Gold prices in India closed at an all-time high on Friday at Rs 7,900 per ten gram, in tune with a global Bull Run in the coveted yellow metal. Spiralling gold prices had given the jitters to lakhs of Indian households as wedding budgets went awry during the marriage season. For the first time in recent years, people are actually staying away from jewellery stores and 60 per cent of reported demand is for re-designing existing jewellery.
However, the pressure to meet the diktats of custom and tradition remains high. So every Indian wants to know if these gold prices are sustainable.
What is driving the upward march in gold prices? When will the bull run peak? Is it time to bring out the family cache and book a profit in the hope that prices will fall? Or, will the high price teach Indians to love gold a little less and focus on other investment opportunities? Let’s look at the situation.
Pan African Investment and Research Services (Pairs), a financial services group headed up by Dr Iraj Abedian, says that the price of gold could rise to US$600/oz by June 2006, (reports www.fin24.co.za). The group says that the heated gold market does not represent a temporary spike but is part of a ‘‘fundamental structural change’’. This is attributed to factors such as big decline in world gold production, increased demand from developing countries such as India and China and higher cost of exploration and creating fresh mining capacity for gold.
The view is endorsed by Mark Wellesley-Wood, Chief Executive of DRD Gold who is quoted by The Daily Reckoning as saying, ‘‘Expenditure on exploration peaked in gold mining in 1997 and has been pretty flat since then. There are 29 new gold mines in the pipeline right now and even if all these are developed, it would require a further seven projects every year to make up the deficit.” There is also another view that increased investment by Exchange Traded Funds played a role in driving up gold prices.
This scenario is interesting; but one must remember that one big new discovery can change future price projections in hurry. The same can happen with a steady change in consumption or holding patterns of individuals and central banks of countries. Let’s first look at the consumption pattern. India accounts for a quarter of the worlds gold demand and at 800 tonnes a year is its biggest consumer. Our consumption rose a massive 47 per cent last fiscal, probably because a chunk of increased middle-class income was invested in gold. Most of Indian demand is met through imports; China’s consumption was also high last year at 14 per cent. Consequently, the World Gold Council estimates global demand at 4000 tonnes, while the supply is in the region of 2250 tonnes.
What happens if Indians, the biggest gold consumers in the world stop buying as much gold? Madhusudan Daga, India’s leading gold expert insists that the consumption pattern in India is indeed changing. The 76-year-old Daga who remains a peripatetic traveler and constantly visits every gold and jewellery centre in the country points to two trends.

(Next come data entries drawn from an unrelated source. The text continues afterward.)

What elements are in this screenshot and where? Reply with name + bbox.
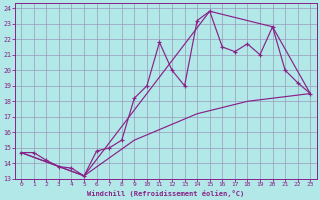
- X-axis label: Windchill (Refroidissement éolien,°C): Windchill (Refroidissement éolien,°C): [87, 190, 244, 197]
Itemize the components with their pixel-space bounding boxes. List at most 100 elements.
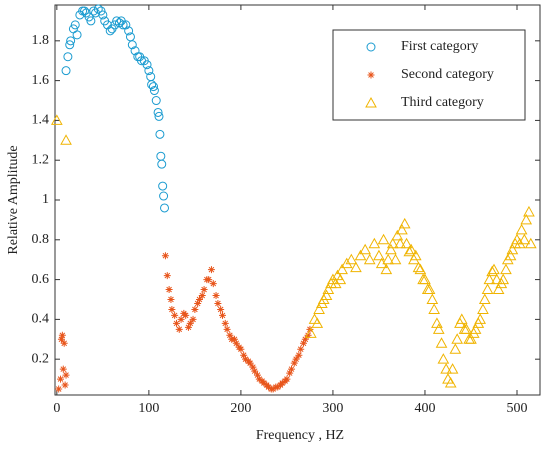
point	[155, 129, 165, 139]
legend-label: First category	[401, 39, 478, 54]
point	[385, 243, 397, 255]
point	[320, 289, 333, 301]
point	[377, 233, 390, 245]
point	[394, 237, 406, 249]
point	[189, 315, 197, 323]
point	[226, 331, 234, 339]
point	[168, 305, 176, 313]
point	[191, 305, 199, 313]
point	[63, 52, 73, 62]
point	[304, 327, 317, 338]
point	[72, 30, 82, 40]
point	[405, 243, 418, 255]
point	[446, 363, 459, 374]
point	[214, 299, 222, 307]
point	[301, 335, 309, 343]
point	[490, 273, 503, 285]
point	[207, 266, 215, 274]
point	[200, 286, 208, 294]
point	[283, 375, 291, 383]
point	[386, 237, 399, 249]
point	[340, 257, 353, 269]
point	[121, 20, 131, 30]
point	[184, 323, 192, 331]
point	[486, 265, 498, 277]
point	[172, 319, 180, 327]
y-tick-label: 1.4	[32, 113, 50, 128]
point	[299, 339, 307, 347]
point	[142, 60, 152, 70]
point	[412, 261, 425, 273]
x-tick-label: 100	[138, 401, 159, 416]
point	[359, 243, 371, 255]
point	[260, 379, 268, 387]
point	[124, 26, 134, 36]
point	[477, 303, 489, 314]
point	[419, 273, 431, 285]
point	[288, 365, 296, 373]
point	[304, 331, 312, 339]
point	[515, 223, 528, 235]
point	[334, 273, 347, 285]
point	[182, 311, 190, 319]
y-tick-label: 0.8	[32, 232, 50, 247]
point	[130, 46, 140, 56]
point	[154, 111, 164, 121]
point	[58, 331, 66, 339]
point	[118, 20, 128, 30]
point	[440, 363, 452, 374]
point	[165, 286, 173, 294]
point	[409, 249, 422, 261]
point	[437, 353, 450, 364]
point	[127, 40, 137, 50]
point	[217, 305, 225, 313]
point	[375, 257, 388, 269]
x-tick-label: 400	[414, 401, 435, 416]
point	[98, 10, 108, 20]
point	[84, 12, 94, 22]
y-tick-label: 0.2	[32, 351, 50, 366]
point	[428, 303, 441, 314]
point	[153, 107, 163, 117]
point	[354, 249, 367, 261]
point	[93, 4, 103, 14]
point	[171, 311, 179, 319]
point	[161, 252, 169, 260]
point	[506, 243, 519, 255]
point	[500, 263, 512, 275]
point	[246, 359, 254, 367]
point	[389, 253, 402, 265]
point	[89, 6, 99, 16]
point	[403, 245, 416, 257]
point	[253, 371, 261, 379]
point	[524, 237, 537, 249]
point	[209, 280, 217, 288]
point	[251, 367, 259, 375]
point	[350, 261, 362, 273]
x-tick-label: 0	[53, 401, 60, 416]
point	[96, 6, 106, 16]
point	[175, 325, 183, 333]
y-tick-label: 1	[42, 192, 49, 207]
point	[160, 203, 170, 213]
x-tick-label: 500	[506, 401, 527, 416]
y-axis-label: Relative Amplitude	[6, 145, 21, 254]
point	[481, 283, 494, 295]
legend-marker	[366, 42, 376, 52]
point	[255, 375, 263, 383]
y-tick-label: 1.6	[32, 73, 50, 88]
point	[414, 263, 427, 275]
point	[449, 343, 462, 354]
point	[195, 295, 203, 303]
point	[435, 337, 448, 348]
y-tick-label: 0.4	[32, 312, 50, 327]
point	[311, 317, 324, 328]
point	[50, 114, 63, 125]
point	[159, 191, 169, 201]
point	[249, 363, 257, 371]
point	[237, 345, 245, 353]
point	[313, 303, 325, 314]
point	[455, 313, 468, 324]
point	[426, 293, 439, 304]
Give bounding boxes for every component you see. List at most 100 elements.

First, that physical investment is slowly switching from jewellery to gold coins, especially in tiny denomination. Secondly, there is an increasing acceptance of gold-plated jewellery. He says that jewelers are doing roaring business in one popular version where copper jewellery is coated with one gram of 24 carat gold. This has a turnover in excess of Rs one crore.
The increase in gold consumption last year showed no indication of changed preferences, but it is possible that consumption would have been even higher if Indians were not buying artificial jewellery. On the supply side, India has two gold producing mines in Karnataka of which Kolar is shut and Hutti generates a small steady supply. Apart from this, Hindalco produces gold as a by-product of copper mining.
India has a long and rich history of mining precious metals and diamonds, but much of this tradition shrivelled up due to nationalisation and a lack of fresh investment n exploration and technology. All that changed with the decision to permit Foreign Direct Investment in mining and exploration. But although FDI in mining was permitted in 1993, the government took a very long time in framing policy and reconnaissance permits were granted only towards the turn of the century.
Several parts of India, especially the Hutti and Dharwar Craton belt in Karnataka and parts of Central and East India are increasingly considered good prospects for small mines producing the yellow metal and diamonds with the use of new mining and prospecting technology.
Internationally, the rise in mining costs and expensive labour charges has made gold exploration unattractive. But the Indian situation is different. Labour is cheap in the mineral rich States and a change in government policy on mining and mineral exploration has opened up interesting possibilities.
Deccan Gold a listed company has tied up with the diamond giant DTC for an exploration joint venture after speaking to several international mining houses, says Daga. The arrangement is that Deccan will keep the gold that is found and DTC will claim diamonds. The company has also obtained 28 prospecting permits in a subsidiary company.
Top investment bankers in India, Canada and UK are also looking closely at investing in gold exploration projects in India. Although the process of getting permission for exploration followed by a prospecting license and later a mining lease is still excruciatingly slow and tedious there is steady progress. Central banks of countries hold large gold reserves and a couple of them have reportedly enhanced their holding last year (Argentina and Russia are examples). These banks could easily step in to cool the market by cashing some of their excess gold reserves at high prices and increasing supply.
All this suggests that the Bull Run in gold is set to continue over the short term unless a new mining discovery of change in consumption and holding pattern changes the outlook for gold.